Although ghrelin receptor is expressed more abundantly in the ARC (Perello et al., 2012) and participates in regulating food intake and energy balance (Currie et al., 2005, Kirchner et al., 2012), it is unclear whether plasma ghrelin and hypothalamic AG/GOAT/GHS-R1a signalling are involved in the regulation of NPY/POMC-mediated appetite control in AMPH-treated rats. Moreover, as the result for the action of ghrelin antagonist on GHS-R1a is contrary; when peripheral administration, ghrelin antagonist may block growth hormone (GH) release in ARC, but may stimulate GH release in DMH (Halem et al., 2005, Hassouna et al., 2013).
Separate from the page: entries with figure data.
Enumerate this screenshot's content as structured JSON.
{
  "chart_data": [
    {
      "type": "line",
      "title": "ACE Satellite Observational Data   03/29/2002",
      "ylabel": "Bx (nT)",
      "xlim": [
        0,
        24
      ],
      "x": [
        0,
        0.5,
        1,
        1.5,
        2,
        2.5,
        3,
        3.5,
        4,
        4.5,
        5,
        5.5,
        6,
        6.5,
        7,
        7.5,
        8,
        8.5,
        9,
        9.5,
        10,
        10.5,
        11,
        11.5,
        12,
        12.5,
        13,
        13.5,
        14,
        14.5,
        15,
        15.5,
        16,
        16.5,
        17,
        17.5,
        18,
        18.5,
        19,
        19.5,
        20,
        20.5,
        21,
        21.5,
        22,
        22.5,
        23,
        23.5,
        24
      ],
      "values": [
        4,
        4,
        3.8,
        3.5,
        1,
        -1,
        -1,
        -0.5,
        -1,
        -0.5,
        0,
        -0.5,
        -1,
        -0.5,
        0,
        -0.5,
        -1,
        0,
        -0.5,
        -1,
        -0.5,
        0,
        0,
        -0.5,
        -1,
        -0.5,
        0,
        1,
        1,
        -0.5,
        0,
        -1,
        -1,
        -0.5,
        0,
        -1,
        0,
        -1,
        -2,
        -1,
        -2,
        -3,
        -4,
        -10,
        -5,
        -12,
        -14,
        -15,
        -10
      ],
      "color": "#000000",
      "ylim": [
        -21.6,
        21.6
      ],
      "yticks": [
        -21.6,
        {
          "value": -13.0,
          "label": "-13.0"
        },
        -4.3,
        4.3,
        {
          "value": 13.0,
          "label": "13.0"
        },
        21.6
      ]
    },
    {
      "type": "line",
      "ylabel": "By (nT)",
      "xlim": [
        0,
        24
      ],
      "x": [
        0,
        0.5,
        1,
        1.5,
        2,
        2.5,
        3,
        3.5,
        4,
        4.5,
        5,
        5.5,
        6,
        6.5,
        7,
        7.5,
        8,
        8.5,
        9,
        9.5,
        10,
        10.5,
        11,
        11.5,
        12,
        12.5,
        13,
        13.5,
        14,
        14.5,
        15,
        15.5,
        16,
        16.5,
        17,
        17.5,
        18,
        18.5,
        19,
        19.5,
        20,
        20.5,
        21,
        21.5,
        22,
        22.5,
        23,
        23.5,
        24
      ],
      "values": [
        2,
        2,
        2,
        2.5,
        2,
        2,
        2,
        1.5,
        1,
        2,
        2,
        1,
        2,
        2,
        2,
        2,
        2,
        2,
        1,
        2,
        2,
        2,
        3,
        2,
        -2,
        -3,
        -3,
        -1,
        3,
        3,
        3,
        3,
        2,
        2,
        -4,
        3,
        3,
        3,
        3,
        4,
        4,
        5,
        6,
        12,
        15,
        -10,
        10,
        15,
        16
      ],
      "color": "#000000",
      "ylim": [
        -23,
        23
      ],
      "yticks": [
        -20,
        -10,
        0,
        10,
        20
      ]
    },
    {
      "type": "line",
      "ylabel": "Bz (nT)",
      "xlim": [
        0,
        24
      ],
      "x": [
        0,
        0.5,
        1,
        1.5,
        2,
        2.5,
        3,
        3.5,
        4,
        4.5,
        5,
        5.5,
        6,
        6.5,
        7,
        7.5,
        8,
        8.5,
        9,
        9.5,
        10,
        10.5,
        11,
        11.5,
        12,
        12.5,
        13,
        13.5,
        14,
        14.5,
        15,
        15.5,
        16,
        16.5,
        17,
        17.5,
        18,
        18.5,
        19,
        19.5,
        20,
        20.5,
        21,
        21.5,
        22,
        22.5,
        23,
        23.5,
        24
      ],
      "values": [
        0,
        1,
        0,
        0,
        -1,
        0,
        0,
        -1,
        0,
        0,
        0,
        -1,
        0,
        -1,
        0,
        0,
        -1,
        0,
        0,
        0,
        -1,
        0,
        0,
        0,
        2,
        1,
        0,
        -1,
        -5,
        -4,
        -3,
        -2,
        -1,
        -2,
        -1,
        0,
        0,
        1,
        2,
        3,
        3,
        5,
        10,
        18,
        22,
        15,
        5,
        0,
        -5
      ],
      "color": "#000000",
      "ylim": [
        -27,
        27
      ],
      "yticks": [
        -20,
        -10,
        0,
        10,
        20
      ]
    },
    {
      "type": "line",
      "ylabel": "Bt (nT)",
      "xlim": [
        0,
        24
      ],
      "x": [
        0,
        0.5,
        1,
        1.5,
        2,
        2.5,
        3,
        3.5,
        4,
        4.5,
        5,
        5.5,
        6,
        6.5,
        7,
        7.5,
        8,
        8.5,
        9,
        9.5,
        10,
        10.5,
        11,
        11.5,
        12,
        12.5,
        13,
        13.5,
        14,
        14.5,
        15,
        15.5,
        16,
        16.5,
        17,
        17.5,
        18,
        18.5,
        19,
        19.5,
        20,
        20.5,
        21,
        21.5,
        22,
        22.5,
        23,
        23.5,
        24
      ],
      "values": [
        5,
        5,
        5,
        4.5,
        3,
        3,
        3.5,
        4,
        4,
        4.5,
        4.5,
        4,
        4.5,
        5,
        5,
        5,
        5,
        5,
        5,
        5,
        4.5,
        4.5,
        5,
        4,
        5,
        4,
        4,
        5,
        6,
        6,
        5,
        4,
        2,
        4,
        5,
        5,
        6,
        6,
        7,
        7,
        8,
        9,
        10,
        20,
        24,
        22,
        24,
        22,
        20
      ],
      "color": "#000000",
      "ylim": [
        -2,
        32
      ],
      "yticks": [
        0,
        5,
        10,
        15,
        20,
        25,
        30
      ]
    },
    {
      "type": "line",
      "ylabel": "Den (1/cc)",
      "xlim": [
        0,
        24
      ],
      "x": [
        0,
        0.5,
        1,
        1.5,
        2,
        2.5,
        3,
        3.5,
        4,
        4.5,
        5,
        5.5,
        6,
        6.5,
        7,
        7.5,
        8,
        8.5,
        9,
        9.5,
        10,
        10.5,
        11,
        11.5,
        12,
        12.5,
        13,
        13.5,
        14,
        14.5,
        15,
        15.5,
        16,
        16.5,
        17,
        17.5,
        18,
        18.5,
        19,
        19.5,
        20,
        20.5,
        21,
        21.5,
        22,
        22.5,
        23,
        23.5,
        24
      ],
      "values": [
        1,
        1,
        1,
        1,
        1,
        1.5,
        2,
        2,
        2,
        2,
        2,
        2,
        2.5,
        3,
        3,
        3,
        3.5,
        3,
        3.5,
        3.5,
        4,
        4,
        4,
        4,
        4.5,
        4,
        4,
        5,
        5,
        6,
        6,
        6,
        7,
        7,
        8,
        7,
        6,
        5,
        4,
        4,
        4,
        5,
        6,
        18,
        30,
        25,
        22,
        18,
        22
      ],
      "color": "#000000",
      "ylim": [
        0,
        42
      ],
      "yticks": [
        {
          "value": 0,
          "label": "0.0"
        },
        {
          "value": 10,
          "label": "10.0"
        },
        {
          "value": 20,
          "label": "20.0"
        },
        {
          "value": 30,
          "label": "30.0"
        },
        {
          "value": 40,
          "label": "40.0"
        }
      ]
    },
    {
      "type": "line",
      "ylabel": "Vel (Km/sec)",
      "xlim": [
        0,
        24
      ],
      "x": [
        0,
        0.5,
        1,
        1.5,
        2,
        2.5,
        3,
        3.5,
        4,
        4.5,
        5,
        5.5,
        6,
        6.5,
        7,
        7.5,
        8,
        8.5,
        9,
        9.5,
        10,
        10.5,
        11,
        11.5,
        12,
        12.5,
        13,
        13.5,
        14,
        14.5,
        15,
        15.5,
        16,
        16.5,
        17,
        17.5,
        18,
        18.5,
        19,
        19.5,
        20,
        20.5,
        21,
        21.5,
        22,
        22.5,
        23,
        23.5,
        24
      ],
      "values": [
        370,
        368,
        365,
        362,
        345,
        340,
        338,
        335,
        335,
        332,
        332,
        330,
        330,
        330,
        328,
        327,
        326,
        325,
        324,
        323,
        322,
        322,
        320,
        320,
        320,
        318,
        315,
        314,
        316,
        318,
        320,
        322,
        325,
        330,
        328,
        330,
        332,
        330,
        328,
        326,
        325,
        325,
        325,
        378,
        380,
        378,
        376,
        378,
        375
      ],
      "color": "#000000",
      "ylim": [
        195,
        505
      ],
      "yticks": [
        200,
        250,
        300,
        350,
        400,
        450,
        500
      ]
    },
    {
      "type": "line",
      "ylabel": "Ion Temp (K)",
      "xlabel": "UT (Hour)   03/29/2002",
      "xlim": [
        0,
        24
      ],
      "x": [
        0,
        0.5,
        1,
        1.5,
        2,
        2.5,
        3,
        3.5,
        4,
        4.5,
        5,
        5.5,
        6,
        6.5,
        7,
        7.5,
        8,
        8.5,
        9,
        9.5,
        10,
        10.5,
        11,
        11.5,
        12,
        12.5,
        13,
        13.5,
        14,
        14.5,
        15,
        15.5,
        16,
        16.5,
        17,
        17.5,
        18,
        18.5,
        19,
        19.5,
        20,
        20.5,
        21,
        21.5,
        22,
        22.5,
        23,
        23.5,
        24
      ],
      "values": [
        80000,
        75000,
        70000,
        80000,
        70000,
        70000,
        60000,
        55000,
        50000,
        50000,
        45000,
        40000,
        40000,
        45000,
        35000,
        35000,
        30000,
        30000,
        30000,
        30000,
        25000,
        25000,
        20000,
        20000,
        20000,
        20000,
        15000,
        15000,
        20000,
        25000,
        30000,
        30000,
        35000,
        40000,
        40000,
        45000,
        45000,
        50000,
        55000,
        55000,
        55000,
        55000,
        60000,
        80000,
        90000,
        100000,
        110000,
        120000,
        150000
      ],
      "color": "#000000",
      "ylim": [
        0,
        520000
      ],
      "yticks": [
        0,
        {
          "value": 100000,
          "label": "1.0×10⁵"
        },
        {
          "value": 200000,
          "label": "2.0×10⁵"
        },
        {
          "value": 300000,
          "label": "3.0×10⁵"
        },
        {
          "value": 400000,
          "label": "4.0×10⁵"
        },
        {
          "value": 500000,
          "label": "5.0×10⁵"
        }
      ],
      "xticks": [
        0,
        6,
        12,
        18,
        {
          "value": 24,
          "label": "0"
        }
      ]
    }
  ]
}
Thus, we will explore whether central administration of ghrelin antagonist can modulate ghrelin system and NPY/POMC expression, and the response of feeding behavior. In order to study this, we will examine the possible involvement of the ghrelin system-by central administration of either a GHS-R1a antagonist or an NPY antisense oligoneucleotide (i.e. NPY knockdown) in AMPH-treated rats.